Reliability of Behavioral Observation: Effects of Practice

Villanueva, James, Dana Wolak, Shay McManus, and Elizabeth Hill

The observation and measurement of behavior is potentially valuable, but conclusions may be subjective and variables are difficult to quantify. Techniques for increasing the reliability of observational coding include using clear definitions of behaviors, extensive training, and coding behavior from videotapes. As part of a larger study of mouse (Mus musculus) exploratory behavior, reliable measures of behaviors in an “open field” setting were created. Observers were trained and given practice in coding behaviors from videotapes using Noldus Observer XT software.

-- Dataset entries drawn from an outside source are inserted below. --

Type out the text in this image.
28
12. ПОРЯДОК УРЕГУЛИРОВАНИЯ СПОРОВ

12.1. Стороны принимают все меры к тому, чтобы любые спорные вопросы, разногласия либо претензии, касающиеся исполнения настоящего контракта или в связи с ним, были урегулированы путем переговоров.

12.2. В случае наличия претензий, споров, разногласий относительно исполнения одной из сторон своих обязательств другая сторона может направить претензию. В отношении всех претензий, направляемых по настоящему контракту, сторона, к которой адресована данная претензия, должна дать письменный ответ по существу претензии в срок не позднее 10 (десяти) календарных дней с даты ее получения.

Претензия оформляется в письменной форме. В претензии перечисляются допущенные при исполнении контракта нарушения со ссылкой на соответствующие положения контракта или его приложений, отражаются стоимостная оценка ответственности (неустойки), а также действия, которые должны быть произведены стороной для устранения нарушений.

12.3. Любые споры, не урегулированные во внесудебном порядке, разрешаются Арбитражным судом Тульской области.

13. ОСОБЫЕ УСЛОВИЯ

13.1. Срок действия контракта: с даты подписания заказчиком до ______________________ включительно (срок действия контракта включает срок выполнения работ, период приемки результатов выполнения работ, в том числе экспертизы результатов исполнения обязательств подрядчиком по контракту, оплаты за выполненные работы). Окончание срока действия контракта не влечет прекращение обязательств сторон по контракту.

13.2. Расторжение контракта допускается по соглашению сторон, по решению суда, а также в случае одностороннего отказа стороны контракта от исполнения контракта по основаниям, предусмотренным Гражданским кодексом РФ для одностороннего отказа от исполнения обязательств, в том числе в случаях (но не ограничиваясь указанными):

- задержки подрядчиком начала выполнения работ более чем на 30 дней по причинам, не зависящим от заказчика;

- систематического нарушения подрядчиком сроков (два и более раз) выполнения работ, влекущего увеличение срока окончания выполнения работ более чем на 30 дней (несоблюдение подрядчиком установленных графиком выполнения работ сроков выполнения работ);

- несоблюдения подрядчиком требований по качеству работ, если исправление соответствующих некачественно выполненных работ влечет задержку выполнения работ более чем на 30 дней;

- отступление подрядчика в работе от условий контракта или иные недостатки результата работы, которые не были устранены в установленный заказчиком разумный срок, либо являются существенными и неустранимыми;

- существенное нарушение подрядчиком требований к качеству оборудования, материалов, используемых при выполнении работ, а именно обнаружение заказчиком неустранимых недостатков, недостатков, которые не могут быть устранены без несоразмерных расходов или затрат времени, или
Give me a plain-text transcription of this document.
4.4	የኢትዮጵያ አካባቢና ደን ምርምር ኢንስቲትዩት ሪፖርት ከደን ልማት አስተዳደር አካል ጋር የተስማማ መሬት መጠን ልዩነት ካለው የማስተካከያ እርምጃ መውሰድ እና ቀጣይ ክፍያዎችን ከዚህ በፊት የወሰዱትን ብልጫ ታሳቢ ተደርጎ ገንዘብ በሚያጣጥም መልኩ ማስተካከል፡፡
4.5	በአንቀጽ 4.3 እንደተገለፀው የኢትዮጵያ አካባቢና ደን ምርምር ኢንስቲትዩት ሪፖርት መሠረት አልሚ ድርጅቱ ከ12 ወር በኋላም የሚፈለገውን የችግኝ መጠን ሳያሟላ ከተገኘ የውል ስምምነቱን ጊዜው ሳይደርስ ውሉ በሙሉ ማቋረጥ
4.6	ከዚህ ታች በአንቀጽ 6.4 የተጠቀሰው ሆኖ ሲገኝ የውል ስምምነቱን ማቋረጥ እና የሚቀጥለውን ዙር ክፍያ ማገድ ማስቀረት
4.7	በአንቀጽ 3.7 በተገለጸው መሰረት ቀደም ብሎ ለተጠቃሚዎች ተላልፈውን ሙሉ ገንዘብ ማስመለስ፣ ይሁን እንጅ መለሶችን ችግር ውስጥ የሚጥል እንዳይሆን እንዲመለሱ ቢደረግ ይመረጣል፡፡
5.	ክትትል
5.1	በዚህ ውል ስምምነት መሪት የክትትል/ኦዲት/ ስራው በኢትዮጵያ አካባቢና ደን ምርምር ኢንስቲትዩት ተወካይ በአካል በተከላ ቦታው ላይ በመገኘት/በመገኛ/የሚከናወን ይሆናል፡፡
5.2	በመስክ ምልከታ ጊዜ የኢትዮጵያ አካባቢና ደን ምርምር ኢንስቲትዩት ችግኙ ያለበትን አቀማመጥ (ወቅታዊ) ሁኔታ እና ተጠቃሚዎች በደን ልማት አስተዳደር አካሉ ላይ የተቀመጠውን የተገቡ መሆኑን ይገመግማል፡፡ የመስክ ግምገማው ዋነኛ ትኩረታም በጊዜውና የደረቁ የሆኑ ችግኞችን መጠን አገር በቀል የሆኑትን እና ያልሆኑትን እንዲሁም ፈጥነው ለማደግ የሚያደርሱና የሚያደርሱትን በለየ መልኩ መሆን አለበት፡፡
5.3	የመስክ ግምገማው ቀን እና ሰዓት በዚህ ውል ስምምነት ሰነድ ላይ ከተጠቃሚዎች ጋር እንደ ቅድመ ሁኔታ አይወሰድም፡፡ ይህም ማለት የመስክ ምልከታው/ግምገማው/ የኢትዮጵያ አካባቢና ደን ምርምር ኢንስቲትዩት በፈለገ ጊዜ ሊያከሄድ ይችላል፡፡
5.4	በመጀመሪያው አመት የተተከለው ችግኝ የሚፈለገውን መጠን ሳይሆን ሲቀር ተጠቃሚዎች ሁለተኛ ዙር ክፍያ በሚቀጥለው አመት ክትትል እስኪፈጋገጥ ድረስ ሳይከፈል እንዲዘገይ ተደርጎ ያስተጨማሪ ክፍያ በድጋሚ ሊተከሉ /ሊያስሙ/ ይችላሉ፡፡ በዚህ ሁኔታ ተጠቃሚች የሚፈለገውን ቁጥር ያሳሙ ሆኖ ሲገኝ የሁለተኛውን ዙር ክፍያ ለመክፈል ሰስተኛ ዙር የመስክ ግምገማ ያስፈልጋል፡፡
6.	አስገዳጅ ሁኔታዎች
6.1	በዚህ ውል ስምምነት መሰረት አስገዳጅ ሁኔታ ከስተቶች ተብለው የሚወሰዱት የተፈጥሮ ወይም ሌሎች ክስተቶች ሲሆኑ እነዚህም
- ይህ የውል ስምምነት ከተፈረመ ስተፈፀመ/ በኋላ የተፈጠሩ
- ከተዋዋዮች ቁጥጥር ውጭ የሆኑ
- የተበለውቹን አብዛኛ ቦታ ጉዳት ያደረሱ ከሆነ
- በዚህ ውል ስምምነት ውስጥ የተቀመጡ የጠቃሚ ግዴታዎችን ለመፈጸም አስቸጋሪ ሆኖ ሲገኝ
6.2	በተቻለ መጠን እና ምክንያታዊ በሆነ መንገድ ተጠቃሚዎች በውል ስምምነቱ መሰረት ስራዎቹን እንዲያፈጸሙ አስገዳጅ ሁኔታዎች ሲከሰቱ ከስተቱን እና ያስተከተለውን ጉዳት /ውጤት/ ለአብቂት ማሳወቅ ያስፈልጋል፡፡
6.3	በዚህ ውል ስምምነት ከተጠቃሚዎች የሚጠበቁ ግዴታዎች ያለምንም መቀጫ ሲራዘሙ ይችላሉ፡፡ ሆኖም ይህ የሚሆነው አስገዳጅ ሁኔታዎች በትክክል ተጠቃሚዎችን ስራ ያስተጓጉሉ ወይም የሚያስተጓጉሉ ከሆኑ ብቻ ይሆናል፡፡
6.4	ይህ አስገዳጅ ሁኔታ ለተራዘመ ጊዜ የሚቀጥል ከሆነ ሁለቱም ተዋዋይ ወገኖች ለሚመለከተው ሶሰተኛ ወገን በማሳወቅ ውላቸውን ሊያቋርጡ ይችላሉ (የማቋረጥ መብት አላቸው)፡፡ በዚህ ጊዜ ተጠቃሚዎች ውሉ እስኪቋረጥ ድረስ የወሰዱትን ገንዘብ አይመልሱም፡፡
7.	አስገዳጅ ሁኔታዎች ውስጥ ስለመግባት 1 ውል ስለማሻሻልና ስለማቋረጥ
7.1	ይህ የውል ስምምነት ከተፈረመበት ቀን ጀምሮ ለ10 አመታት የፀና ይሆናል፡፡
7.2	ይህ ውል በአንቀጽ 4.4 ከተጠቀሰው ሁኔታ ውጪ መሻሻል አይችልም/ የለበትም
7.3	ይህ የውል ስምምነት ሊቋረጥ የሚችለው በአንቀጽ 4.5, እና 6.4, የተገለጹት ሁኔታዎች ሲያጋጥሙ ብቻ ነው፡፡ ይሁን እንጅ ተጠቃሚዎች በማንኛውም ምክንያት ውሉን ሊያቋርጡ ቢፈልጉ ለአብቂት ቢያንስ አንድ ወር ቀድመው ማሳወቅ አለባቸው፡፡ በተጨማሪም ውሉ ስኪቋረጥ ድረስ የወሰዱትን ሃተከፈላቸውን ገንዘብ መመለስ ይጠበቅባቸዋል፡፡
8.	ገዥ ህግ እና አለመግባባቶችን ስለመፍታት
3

Two observers coded 5 videotapes twice each; the second trial had the addition of one new mouse behavior. The mice were observed in an open field test that assesses exploratory behavior in a novel environment. Two reliability measures were calculated on the observations, percent agreement in behavior type and correlation of behavior duration; both inter-rater and test retest reliability data were compared. In addition, two behaviors were selected for detailed analysis, rearing and rearing against the wall.

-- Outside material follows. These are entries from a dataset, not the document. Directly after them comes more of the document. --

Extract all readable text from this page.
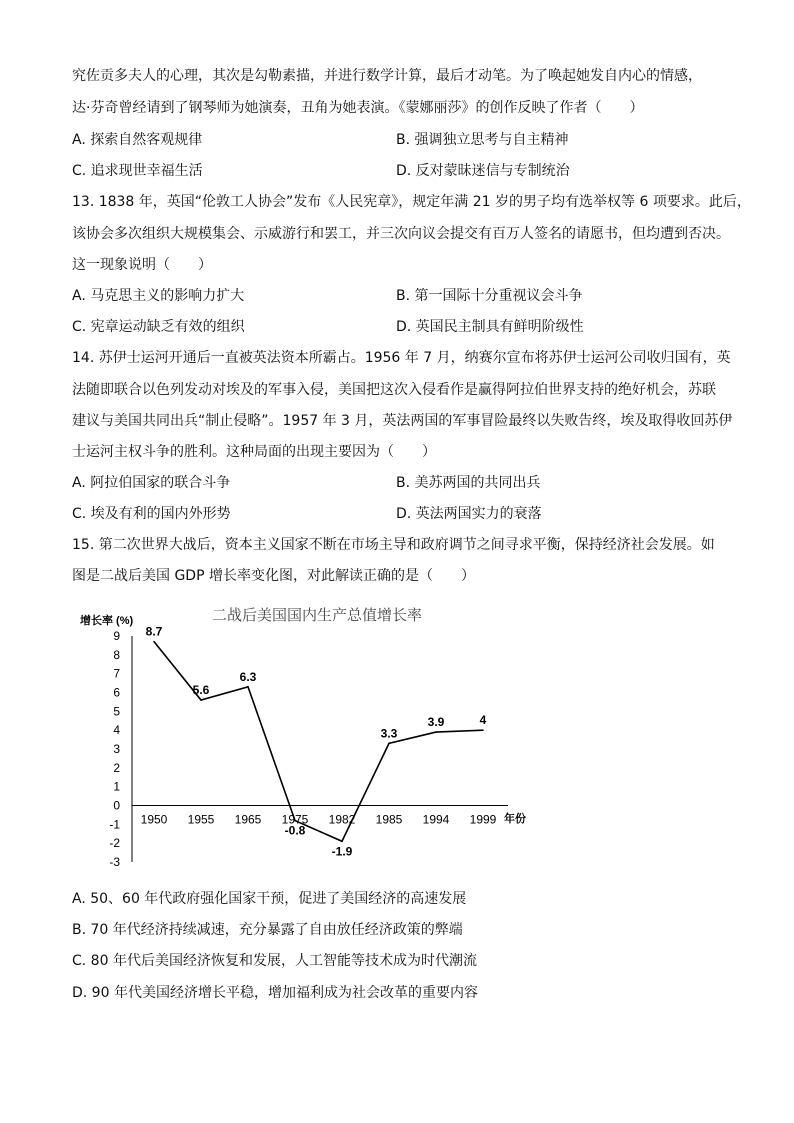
究佐贡多夫人的心理，其次是勾勒素描，并进行数学计算，最后才动笔。为了唤起她发自内心的情感，
达·芬奇曾经请到了钢琴师为她演奏，丑角为她表演。《蒙娜丽莎》的创作反映了作者（　　）
A. 探索自然客观规律	B. 强调独立思考与自主精神
C. 追求现世幸福生活	D. 反对蒙昧迷信与专制统治
13. 1838 年，英国“伦敦工人协会”发布《人民宪章》，规定年满 21 岁的男子均有选举权等 6 项要求。此后，
该协会多次组织大规模集会、示威游行和罢工，并三次向议会提交有百万人签名的请愿书，但均遭到否决。
这一现象说明（　　）
A. 马克思主义的影响力扩大	B. 第一国际十分重视议会斗争
C. 宪章运动缺乏有效的组织	D. 英国民主制具有鲜明阶级性
14. 苏伊士运河开通后一直被英法资本所霸占。1956 年 7 月，纳赛尔宣布将苏伊士运河公司收归国有，英
法随即联合以色列发动对埃及的军事入侵，美国把这次入侵看作是赢得阿拉伯世界支持的绝好机会，苏联
建议与美国共同出兵“制止侵略”。1957 年 3 月，英法两国的军事冒险最终以失败告终，埃及取得收回苏伊
士运河主权斗争的胜利。这种局面的出现主要因为（　　）
A. 阿拉伯国家的联合斗争	B. 美苏两国的共同出兵
C. 埃及有利的国内外形势	D. 英法两国实力的衰落
15. 第二次世界大战后，资本主义国家不断在市场主导和政府调节之间寻求平衡，保持经济社会发展。如
图是二战后美国 GDP 增长率变化图，对此解读正确的是（　　）
二战后美国国内生产总值增长率
增长率 (%)
年份
9
8
7
6
5
4
3
2
1
0
-1
-2
-3
1950 1955 1965 1975 1982 1985 1994 1999
8.7
5.6
6.3
-0.8
-1.9
3.3
3.9	4
A. 50、60 年代政府强化国家干预，促进了美国经济的高速发展
B. 70 年代经济持续减速，充分暴露了自由放任经济政策的弊端
C. 80 年代后美国经济恢复和发展，人工智能等技术成为时代潮流
D. 90 年代美国经济增长平稳，增加福利成为社会改革的重要内容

Inter-rater reliability improved with practice. Correlation between the observers was shown to start out at a good level, greater than .80, and reached .90 on the fourth trial. However, the percent agreement never reaches the .80 level. By the fifth trail, agreement reaches .71, but this level is not consistently maintained. On test-retest reliability, Observer A showed a higher correlation between the first and second videotape than Observer B. Test-retest correlation was higher than percent agreement. Similarly, correlation is higher than percent agreement when comparing measurement of rearing to rearing on the wall. Agreement for rearing on the wall was higher than for other rearing, 5/12 vs. 3/12.

Results indicated good agreement after several practice sessions and better results were obtained with behaviors that were more concretely defined. With sufficient training, observation of behavior can generate good measurement for research studies.